Il primo cittadino è quindi poi passato a commentare l'attuale situazione della sanità pubblica: «Nell’uscire dalla pandemia ci dicemmo che non avremmo più consentito che accadesse, di farsi trovare impreparati, senza una rete di cure territoriali, con pochi medici di medicina generale, posti di terapia intensiva negli ospedali. Ci dicemmo che avremmo riportato la salute dei cittadini al centro dell’azione pubblica, così da dare applicazione all'articolo 32 della Costituzione. L’abbiamo fatto? Non tanto, non abbastanza. Del resto, è dal 2010 che l’incidenza della spesa sanitaria sul Pil è andata riducendosi, con la sola eccezione del periodo del Covid, per finire ben sotto la media dei Paesi Ocse».

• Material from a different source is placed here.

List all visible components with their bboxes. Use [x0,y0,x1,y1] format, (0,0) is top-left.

Il primo cittadino ha aggiunto che la spesa pro-capite della Germania è il doppio di quella italiana e qui da noi aumenta invece la spesa dei cittadini per curarsi nel privato, una modalità che tende però a ampliare le diseguaglianze, per cui troppe persone rinunciano a curarsi. Bisogna quindi «rilanciare la sanità pubblica. Conta l’organizzazione, ma contano anche gli investimenti». Per Gori, l’intera Europa «viaggia verso una situazione di progressiva insostenibilità dei sistemi di protezione sociale che abbiamo edificato a partire dal Dopoguerra. Ed è l’Europa, io credo, che dovrebbe assumere questo tema come una priorità almeno paragonabile alla crisi climatica».

Il sindaco ha poi concluso: «C’è un motto dell’Associazione Nazionale Alpini, creato da Nardo Caprioli quando ne era il presidente: “Onoriamo i morti aiutando i vivi”. A me pare si adatti perfettamente anche alla giornata di oggi. Onoreremo fino in fondo la memoria dei bergamaschi e degli italiani che sono caduti a causa della pandemia se e quando riaffermeremo, con i fatti, il valore insostituibile della salute pubblica e del Servizio sanitario nazionale».